JSon is great. It can contain a variety of data types in an expected format. It is becoming easier and easier to work with Json in existing formats as well making it a future workhorse for NoSQL based ETL. However, and not in the least because NoSQL ingestion needs to result in relational tables using SQL standards, there is still one bug to work out. Ingestion with Json will not break out nested tables and requires direct knowledge of data to complete tasks.
This may seem petty but when millions of recods are being read, it clearly is not.
In drill, this could potentially be overcome by creating a table for every single submap we wish to analyze but CREATE TABLE from the tool itself will not work. Instead, it is necessary to limit use cases to the data we want to use.
In PostgreSQL, it is possible to concatenate JSon data using a query whose individual results can then be saved. It is also possible to ‘pop’ keys that are unneeded. However, this approach requires many different tables at one per somewhat normalized form. It also requires recombining data.
SELECT row_to_json(r.*) FROM (SELECT nonJson AS nonJson, ((((data->'level1')::jsonb - 'bkey1')::jsonb - 'bkey2')::jsonb -'bkey3')::jsonb AS jdata FROM table WHERE data::jsonb ?| array['mustHaveKey'] AND data::jsonb ?| array['notHaveKey'] IS FALSE) r
Drill is still much more ahead of the game than Pentaho and PostgreSQL in terms of conversion though. Postgresql can guess types but has no function to attempt to automatically generate tables. Pentaho requires explicit conversion as well.

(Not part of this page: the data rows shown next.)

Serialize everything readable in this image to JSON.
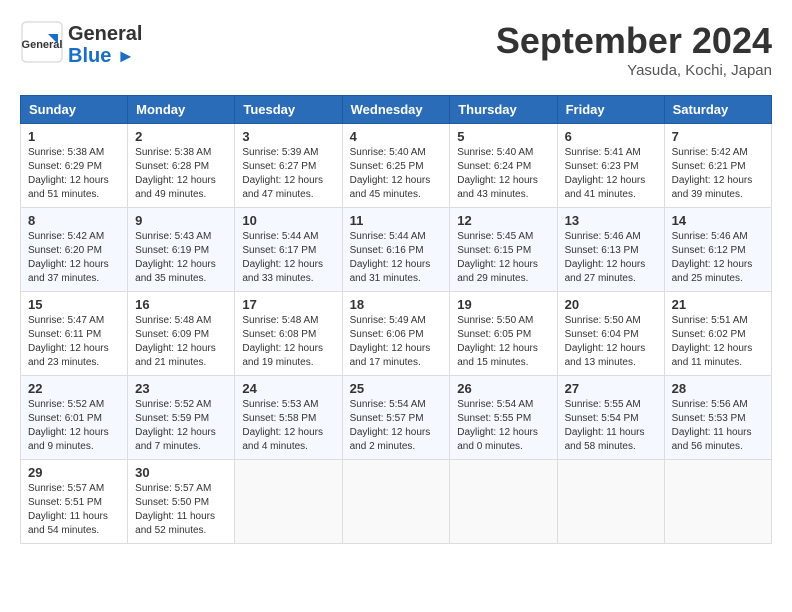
{
  "header": {
    "logo_general": "General",
    "logo_blue": "Blue",
    "month_title": "September 2024",
    "location": "Yasuda, Kochi, Japan"
  },
  "weekdays": [
    "Sunday",
    "Monday",
    "Tuesday",
    "Wednesday",
    "Thursday",
    "Friday",
    "Saturday"
  ],
  "weeks": [
    [
      {
        "day": "1",
        "sunrise": "5:38 AM",
        "sunset": "6:29 PM",
        "daylight": "12 hours and 51 minutes."
      },
      {
        "day": "2",
        "sunrise": "5:38 AM",
        "sunset": "6:28 PM",
        "daylight": "12 hours and 49 minutes."
      },
      {
        "day": "3",
        "sunrise": "5:39 AM",
        "sunset": "6:27 PM",
        "daylight": "12 hours and 47 minutes."
      },
      {
        "day": "4",
        "sunrise": "5:40 AM",
        "sunset": "6:25 PM",
        "daylight": "12 hours and 45 minutes."
      },
      {
        "day": "5",
        "sunrise": "5:40 AM",
        "sunset": "6:24 PM",
        "daylight": "12 hours and 43 minutes."
      },
      {
        "day": "6",
        "sunrise": "5:41 AM",
        "sunset": "6:23 PM",
        "daylight": "12 hours and 41 minutes."
      },
      {
        "day": "7",
        "sunrise": "5:42 AM",
        "sunset": "6:21 PM",
        "daylight": "12 hours and 39 minutes."
      }
    ],
    [
      {
        "day": "8",
        "sunrise": "5:42 AM",
        "sunset": "6:20 PM",
        "daylight": "12 hours and 37 minutes."
      },
      {
        "day": "9",
        "sunrise": "5:43 AM",
        "sunset": "6:19 PM",
        "daylight": "12 hours and 35 minutes."
      },
      {
        "day": "10",
        "sunrise": "5:44 AM",
        "sunset": "6:17 PM",
        "daylight": "12 hours and 33 minutes."
      },
      {
        "day": "11",
        "sunrise": "5:44 AM",
        "sunset": "6:16 PM",
        "daylight": "12 hours and 31 minutes."
      },
      {
        "day": "12",
        "sunrise": "5:45 AM",
        "sunset": "6:15 PM",
        "daylight": "12 hours and 29 minutes."
      },
      {
        "day": "13",
        "sunrise": "5:46 AM",
        "sunset": "6:13 PM",
        "daylight": "12 hours and 27 minutes."
      },
      {
        "day": "14",
        "sunrise": "5:46 AM",
        "sunset": "6:12 PM",
        "daylight": "12 hours and 25 minutes."
      }
    ],
    [
      {
        "day": "15",
        "sunrise": "5:47 AM",
        "sunset": "6:11 PM",
        "daylight": "12 hours and 23 minutes."
      },
      {
        "day": "16",
        "sunrise": "5:48 AM",
        "sunset": "6:09 PM",
        "daylight": "12 hours and 21 minutes."
      },
      {
        "day": "17",
        "sunrise": "5:48 AM",
        "sunset": "6:08 PM",
        "daylight": "12 hours and 19 minutes."
      },
      {
        "day": "18",
        "sunrise": "5:49 AM",
        "sunset": "6:06 PM",
        "daylight": "12 hours and 17 minutes."
      },
      {
        "day": "19",
        "sunrise": "5:50 AM",
        "sunset": "6:05 PM",
        "daylight": "12 hours and 15 minutes."
      },
      {
        "day": "20",
        "sunrise": "5:50 AM",
        "sunset": "6:04 PM",
        "daylight": "12 hours and 13 minutes."
      },
      {
        "day": "21",
        "sunrise": "5:51 AM",
        "sunset": "6:02 PM",
        "daylight": "12 hours and 11 minutes."
      }
    ],
    [
      {
        "day": "22",
        "sunrise": "5:52 AM",
        "sunset": "6:01 PM",
        "daylight": "12 hours and 9 minutes."
      },
      {
        "day": "23",
        "sunrise": "5:52 AM",
        "sunset": "5:59 PM",
        "daylight": "12 hours and 7 minutes."
      },
      {
        "day": "24",
        "sunrise": "5:53 AM",
        "sunset": "5:58 PM",
        "daylight": "12 hours and 4 minutes."
      },
      {
        "day": "25",
        "sunrise": "5:54 AM",
        "sunset": "5:57 PM",
        "daylight": "12 hours and 2 minutes."
      },
      {
        "day": "26",
        "sunrise": "5:54 AM",
        "sunset": "5:55 PM",
        "daylight": "12 hours and 0 minutes."
      },
      {
        "day": "27",
        "sunrise": "5:55 AM",
        "sunset": "5:54 PM",
        "daylight": "11 hours and 58 minutes."
      },
      {
        "day": "28",
        "sunrise": "5:56 AM",
        "sunset": "5:53 PM",
        "daylight": "11 hours and 56 minutes."
      }
    ],
    [
      {
        "day": "29",
        "sunrise": "5:57 AM",
        "sunset": "5:51 PM",
        "daylight": "11 hours and 54 minutes."
      },
      {
        "day": "30",
        "sunrise": "5:57 AM",
        "sunset": "5:50 PM",
        "daylight": "11 hours and 52 minutes."
      },
      null,
      null,
      null,
      null,
      null
    ]
  ]
}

Of course, if one already knows every key that will be present, this is not a problem. That, however, means more maintenance as it is then impossible to write programs to automatically handle changes to data. Perhaps implicit conversion will happen soon but any argument as to data type issues should really look at the depth of the standards and conform to them instead of complaining.